Short-Term Thinking & the Decline in Values
THE REWARDS OF PATIENT CAPITAL
Ed. Note: The following is the text of a speech delivered recently to the Securities Industry Association, meeting at the Wharton School at the University of Pennsylvania.
It was suggested that I explore with you today the issue of “economic literacy” — because it is believed that too many Americans are ignorant about the dynamics of our economic system.

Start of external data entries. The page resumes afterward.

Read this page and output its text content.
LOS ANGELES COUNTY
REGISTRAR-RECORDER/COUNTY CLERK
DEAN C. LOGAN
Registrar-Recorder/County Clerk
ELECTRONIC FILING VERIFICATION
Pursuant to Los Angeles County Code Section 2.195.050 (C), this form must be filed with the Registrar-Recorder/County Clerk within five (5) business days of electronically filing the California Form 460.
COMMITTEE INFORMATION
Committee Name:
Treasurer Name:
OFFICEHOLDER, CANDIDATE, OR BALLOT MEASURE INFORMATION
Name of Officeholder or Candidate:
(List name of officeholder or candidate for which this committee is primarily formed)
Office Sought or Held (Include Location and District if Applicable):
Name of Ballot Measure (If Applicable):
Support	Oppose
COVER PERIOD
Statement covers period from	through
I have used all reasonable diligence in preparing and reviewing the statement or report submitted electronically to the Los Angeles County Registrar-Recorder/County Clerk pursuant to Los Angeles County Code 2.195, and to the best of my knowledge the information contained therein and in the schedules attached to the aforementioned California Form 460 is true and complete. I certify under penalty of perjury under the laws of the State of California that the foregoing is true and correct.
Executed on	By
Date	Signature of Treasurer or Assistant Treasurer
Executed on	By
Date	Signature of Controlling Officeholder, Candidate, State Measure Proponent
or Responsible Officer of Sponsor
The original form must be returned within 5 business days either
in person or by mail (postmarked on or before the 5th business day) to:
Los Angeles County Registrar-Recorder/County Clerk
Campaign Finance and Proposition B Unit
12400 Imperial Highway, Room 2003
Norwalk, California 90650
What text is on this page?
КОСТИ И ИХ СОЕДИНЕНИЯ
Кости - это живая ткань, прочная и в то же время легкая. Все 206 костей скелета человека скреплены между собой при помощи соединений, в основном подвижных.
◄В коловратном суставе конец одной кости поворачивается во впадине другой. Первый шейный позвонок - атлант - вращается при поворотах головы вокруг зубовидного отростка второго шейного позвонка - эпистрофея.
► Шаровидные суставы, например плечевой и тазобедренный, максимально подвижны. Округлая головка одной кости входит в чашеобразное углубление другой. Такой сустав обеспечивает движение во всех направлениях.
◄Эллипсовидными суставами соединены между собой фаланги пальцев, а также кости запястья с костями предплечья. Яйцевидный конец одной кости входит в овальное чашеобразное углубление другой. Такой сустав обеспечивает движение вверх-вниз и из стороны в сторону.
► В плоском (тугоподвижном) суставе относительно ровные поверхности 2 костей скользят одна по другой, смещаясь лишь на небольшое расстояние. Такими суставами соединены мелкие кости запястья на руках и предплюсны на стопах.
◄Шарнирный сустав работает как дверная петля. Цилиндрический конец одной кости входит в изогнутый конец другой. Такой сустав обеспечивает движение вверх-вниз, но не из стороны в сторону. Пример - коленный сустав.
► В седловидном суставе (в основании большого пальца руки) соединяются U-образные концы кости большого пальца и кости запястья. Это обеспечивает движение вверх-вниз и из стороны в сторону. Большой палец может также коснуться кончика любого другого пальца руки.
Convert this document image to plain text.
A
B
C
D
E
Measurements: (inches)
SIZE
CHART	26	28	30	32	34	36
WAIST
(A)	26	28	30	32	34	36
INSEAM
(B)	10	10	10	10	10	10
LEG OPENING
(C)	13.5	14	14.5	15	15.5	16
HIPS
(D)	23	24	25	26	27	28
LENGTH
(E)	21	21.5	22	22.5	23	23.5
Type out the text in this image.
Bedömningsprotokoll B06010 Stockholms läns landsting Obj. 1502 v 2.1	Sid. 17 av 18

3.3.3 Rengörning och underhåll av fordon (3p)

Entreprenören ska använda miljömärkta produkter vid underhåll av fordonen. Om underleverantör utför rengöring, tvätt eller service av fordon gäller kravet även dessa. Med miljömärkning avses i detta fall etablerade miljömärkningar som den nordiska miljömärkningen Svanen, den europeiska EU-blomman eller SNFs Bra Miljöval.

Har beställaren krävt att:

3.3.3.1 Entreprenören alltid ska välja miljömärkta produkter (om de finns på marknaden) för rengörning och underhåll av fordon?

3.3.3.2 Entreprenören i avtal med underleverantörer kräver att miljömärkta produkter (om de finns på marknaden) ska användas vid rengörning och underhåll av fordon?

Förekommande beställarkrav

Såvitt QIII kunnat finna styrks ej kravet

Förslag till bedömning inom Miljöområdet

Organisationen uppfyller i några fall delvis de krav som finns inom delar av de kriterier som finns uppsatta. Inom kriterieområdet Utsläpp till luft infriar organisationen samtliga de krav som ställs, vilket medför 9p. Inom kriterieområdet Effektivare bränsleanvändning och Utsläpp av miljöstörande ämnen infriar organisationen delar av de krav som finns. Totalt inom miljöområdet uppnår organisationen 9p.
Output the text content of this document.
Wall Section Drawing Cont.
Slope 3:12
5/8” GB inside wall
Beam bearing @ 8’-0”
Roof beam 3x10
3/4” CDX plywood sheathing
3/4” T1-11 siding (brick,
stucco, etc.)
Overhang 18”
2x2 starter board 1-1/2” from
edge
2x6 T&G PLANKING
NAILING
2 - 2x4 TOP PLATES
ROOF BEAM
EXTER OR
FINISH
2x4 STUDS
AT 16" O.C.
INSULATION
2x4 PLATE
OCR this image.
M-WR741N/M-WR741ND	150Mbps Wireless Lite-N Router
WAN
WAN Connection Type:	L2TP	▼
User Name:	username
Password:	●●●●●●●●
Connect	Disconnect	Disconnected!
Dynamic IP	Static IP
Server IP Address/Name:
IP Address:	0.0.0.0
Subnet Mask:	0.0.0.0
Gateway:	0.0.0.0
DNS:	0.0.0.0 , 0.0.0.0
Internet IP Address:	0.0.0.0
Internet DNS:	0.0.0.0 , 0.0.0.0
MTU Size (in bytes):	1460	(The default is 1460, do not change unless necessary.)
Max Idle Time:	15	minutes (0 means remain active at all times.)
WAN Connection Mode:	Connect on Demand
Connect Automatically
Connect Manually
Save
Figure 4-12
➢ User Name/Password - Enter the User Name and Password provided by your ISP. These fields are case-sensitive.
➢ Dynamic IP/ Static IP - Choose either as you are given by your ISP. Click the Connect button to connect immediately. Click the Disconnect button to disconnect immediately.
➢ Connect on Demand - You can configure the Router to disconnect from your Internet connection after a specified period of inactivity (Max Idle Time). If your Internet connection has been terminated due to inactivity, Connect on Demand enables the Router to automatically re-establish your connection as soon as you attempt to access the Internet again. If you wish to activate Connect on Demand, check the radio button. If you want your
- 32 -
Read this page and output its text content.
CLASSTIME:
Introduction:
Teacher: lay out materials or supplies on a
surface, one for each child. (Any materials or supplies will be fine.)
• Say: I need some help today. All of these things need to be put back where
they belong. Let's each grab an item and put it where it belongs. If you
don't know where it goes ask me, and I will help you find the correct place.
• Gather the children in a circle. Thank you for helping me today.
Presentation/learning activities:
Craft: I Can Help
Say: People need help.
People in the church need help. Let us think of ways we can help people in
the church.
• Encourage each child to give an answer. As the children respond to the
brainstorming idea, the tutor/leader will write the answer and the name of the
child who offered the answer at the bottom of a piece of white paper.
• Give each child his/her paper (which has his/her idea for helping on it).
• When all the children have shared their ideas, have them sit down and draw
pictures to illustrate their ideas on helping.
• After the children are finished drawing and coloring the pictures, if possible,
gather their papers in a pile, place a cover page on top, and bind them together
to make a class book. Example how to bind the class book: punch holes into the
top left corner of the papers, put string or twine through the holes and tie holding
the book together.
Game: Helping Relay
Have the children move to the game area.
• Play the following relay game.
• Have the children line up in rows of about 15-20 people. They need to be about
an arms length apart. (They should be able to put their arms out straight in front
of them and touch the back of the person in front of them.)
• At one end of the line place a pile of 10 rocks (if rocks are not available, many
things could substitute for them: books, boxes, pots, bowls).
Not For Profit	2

I assumed, after my failed attempt to take over the Evening News Association last year, that your program committee was determined to bring on one of the more ignorant of those Americans!
So, because I know less than you about economic literacy, I’d like to go beyond discussing the Federal Reserve Board, the M-1 money supply, or the workings of the stock market — to explore an aspect of economic literacy that I am comfortable with — namely, the values that undergird our economy, and which help define our society.
Let me say up front that I fear for those values, and as a consequence, I fear for the long-term health of the economy — of our country — and of our country’s future.
Those of you who heard me speak at your spring meeting two years ago at Hilton Head may remember that it was the computer that helped crystallize my thoughts on this issue — not the calculations of a computer, but the metaphor of a computer. The computer is now so pervasive in our society, its language and logic so wrapped up in our daily lives, that it is something of a metaphor for our imagination. In the computer mentality, all data is distilled into binary codes, either one or zero — and then elaborate chains of these binary codes are strung together to assemble entirely new “images” of the world.